Frank Leahy

Frank was involved with Aerodist from the commencement of field operations in 1963 until he left Nat Nap in 1965 to take up a post at The University of Melbourne.  During his Aerodist field work days Frank was engaged in the ground marking of survey stations in the Bowen Basin of central Queensland and in the Surat Basin of southern Queensland and northern New South Wales and in Aerodist remote station operations.  Back in the Rialto office, Frank was engaged in Aerodist measurement reductions.  He developed the primary Aerodist point-to-point distance reduction software and continued working on the development of this software after he left Nat Map. 

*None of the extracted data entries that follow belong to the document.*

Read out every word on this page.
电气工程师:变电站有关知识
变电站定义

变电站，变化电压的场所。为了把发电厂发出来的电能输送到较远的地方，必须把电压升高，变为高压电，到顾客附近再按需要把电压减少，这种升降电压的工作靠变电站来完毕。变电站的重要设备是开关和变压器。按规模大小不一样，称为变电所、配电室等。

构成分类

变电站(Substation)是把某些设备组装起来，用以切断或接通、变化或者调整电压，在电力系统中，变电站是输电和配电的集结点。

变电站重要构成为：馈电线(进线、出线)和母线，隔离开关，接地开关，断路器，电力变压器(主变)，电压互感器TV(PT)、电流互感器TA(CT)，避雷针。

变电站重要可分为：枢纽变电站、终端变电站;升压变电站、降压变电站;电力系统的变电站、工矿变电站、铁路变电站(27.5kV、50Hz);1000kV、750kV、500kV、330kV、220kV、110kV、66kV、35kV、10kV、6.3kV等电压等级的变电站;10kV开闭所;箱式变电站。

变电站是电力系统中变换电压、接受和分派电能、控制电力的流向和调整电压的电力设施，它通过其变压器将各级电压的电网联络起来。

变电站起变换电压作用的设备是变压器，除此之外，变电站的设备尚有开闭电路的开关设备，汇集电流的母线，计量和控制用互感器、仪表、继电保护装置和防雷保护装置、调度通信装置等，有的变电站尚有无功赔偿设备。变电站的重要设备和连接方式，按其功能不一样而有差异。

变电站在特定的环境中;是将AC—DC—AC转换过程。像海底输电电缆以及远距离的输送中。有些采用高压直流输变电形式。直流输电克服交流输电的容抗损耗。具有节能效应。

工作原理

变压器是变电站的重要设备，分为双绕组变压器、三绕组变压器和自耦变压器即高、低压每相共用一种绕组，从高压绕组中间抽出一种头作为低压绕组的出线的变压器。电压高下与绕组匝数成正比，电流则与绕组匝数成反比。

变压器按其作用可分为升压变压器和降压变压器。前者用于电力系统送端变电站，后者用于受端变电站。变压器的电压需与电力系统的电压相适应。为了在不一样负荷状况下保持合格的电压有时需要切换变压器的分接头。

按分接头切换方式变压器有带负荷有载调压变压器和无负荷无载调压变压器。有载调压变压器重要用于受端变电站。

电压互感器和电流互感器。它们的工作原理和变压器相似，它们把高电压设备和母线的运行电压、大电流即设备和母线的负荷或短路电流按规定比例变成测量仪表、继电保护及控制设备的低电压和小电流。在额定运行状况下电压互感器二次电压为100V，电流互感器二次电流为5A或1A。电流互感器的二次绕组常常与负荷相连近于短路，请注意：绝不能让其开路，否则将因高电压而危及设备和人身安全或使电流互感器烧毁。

Francis Joseph Leahy was born at Shepparton in the Goulburn Valley of central Victoria in 1938.  In 1956, after completing his secondary education at Marist Brothers Assumption College Kilmore, Frank enrolled in a Bachelor of Surveying degree course in the Faculty of Engineering at The University of Melbourne. 

After graduation Frank spent two years on land title surveys with the Victorian Lands Department.  He was registered as a licensed surveyor by the then Surveyors Board of Victoria in August 1961.  After commencing with Nat Map in 1961, Frank worked in the field on astronomical determinations for position fixing, Tellurometer traversing and barometric heighting and gravimetric observations as well as Aerodist marking and measuring activities and later on heighting projects with the Johnson Ground Elevation Meter. 

After moving to The University of Melbourne in 1965, Frank was engaged in teaching duties and research activities.  Frank was renowned as an outstanding University teacher who had an unfailing ability to demystify the subject matter for his students.  Frank was awarded a Doctor of Philosophy degree for his work on computer algorithms for geodetic computations.  Professor Leahy went on to become Head of the Department of Surveying from 1980 to 1986 and later became Deputy Dean of the Faculty of Engineering.  Frank retired from the University in 2005 and presently lives with his wife Judy in the eastern Melbourne suburb of Mount Waverley.  One of Frank’s retirement pursuits has been to further his life-long interest in the ill-fated Burke and Wills expedition of 1860-61.


Source : McLean, Lawrence William (2018), The Aerodist Years : Recollections of the Division of National Mapping’s Airborne Distance Measuring Program, 1963-1974.